Que l’affaire ait été si médiatisée n’aide évidemment pas à se placer du côté de la fiction pure. Si toute l’oeuvre de Breillat est fortement teintée de choses intimes, Abus de faiblesse vient de quelque chose d’infiniment douloureux, et il est impossible de le voir sans y penser. Mais Catherine Breillat est fort heureusement une bonne cinéaste, et ces considérations finalement peu à propos, car comme elle l’explique en dossier de presse : “Je n’ai jamais écrit un mot dans un scénario qui ne correspondait pas à quelque chose que j’avais vu ou vécu”. Il n’empêche : celui-là, elle a mis deux ans et demi à l’écrire, contre trois semaines à son habitude pour une première version.

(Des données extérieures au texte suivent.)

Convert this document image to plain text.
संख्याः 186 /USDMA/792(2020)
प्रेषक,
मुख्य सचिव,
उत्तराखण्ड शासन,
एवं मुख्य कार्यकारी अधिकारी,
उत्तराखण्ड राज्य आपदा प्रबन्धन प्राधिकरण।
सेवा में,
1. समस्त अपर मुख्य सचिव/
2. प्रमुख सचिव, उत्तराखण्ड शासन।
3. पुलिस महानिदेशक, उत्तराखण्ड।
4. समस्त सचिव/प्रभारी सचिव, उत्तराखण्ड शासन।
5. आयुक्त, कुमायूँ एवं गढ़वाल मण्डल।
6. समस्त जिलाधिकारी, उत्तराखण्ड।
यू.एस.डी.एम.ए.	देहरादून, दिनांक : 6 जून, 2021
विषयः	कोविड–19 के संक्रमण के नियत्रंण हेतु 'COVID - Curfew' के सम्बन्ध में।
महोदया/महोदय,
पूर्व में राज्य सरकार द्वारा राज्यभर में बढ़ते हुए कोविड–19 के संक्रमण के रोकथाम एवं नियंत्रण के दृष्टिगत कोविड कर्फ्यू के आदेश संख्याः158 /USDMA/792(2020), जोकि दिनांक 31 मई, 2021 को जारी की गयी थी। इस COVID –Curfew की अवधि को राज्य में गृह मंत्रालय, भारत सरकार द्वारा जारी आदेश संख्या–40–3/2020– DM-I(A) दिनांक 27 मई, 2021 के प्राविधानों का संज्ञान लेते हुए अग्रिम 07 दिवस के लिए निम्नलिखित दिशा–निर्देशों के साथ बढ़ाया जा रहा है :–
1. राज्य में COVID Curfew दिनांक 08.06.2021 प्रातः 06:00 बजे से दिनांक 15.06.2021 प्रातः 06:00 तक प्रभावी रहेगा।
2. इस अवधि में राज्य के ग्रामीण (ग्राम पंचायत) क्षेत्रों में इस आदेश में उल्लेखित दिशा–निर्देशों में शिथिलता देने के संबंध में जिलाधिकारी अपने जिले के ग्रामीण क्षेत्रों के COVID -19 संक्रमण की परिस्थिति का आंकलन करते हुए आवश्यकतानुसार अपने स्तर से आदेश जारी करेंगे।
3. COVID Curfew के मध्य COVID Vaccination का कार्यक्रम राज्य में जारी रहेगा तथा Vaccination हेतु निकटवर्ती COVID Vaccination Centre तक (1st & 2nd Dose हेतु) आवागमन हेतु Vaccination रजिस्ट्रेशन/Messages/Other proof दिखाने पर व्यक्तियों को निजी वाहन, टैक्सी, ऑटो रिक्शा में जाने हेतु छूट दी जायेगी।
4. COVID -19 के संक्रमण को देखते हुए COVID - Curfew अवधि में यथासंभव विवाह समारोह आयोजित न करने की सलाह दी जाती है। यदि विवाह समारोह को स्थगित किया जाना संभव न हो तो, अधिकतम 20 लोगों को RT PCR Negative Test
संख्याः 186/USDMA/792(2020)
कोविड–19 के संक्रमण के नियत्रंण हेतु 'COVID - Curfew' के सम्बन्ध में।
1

Le film est, lui aussi, assez douloureux, car s’il y a bien quelque chose dont Breillat est exempte, c’est d’apitoiement – pour elle, et pour son personnage. On découvre Maud au matin de son attaque, et chaque image est d’une précision clinique : la bouche qui se déforme affreusement et les voyelles qu’il faut réapprendre à prononcer, en forçant ; les doigts qui ne veulent plus se déplier ; la canne sans laquelle on ne peut plus marcher. Abus de faiblesse est d’abord l’histoire d’une rééducation, de soi et du corps.
C’est pour sa mise en scène d’une manipulation consentie que le film vaut le plus fortement : difficile de faire plus salaud que Vilko (joué par un Kool Shen convaincant), mais pas impossible de comprendre comment sa manière d’être, son côté “dans ta face” doublé d’une incroyable confiance en soi peut séduire. S’il est hors de question de l’apprécier, Breillat ne le condamne pas plus qu’elle ne condamne Maud, la cinéaste dont la passion pour son métier, peut-être encore plus que la maladie, est aussi responsable des abus volontairement subis. L’idée d’un film, le projet d’un tournage avec une personne moralement ambigue sont le noeud du propos, et Breillat peint avec un grand savoir-faire les limites repoussées de son propre chef pour que puisse naître un film qui sorte de l’ordinaire. Abus de faiblesse arrive deux ans après le dénouement de l’affaire, le temps nécessaire pour trouver la bonne distance avec son sujet “histoire vraie”, pour que la véracité des faits puisse donner matière à du cinéma et non pas simplement venir s’y plaquer.
L’emballement de la relation mortifère est scruté à l’avenant : les rapports de Maud et Vilko sont, avant une phase finale d’initimidation, une succession de remises de chèques à sommes toujours plus exorbitantes. C’est bien là une pure idée de cinéma que ces scènes de répétitions martelées jusqu’à l’épuisement, et dont se dégagent un humour presque imperceptible, les signatures de Maud n’allant pas sans une certaine griserie à noter des chiffres clairement trop grands. Abus de faiblesse trouve son apogée dans sa dernière scène, infiniment soignée, et dont on parlait au début. Maud (une Isabelle Huppert sidérante) est mise face à ses responsabilités, face à sa famille qui demande comment elle a bien pu en arriver là. “C’était moi, mais c’était pas moi”, qu’elle répète comme un mantra. Double aveu du personnage et de Breillat, cette dernière en arrivant à l’heureuse conclusion que, si sa vie et son film présentent de fortes similitudes, il lui reste à nouveau de la place pour la fiction, et pour son art.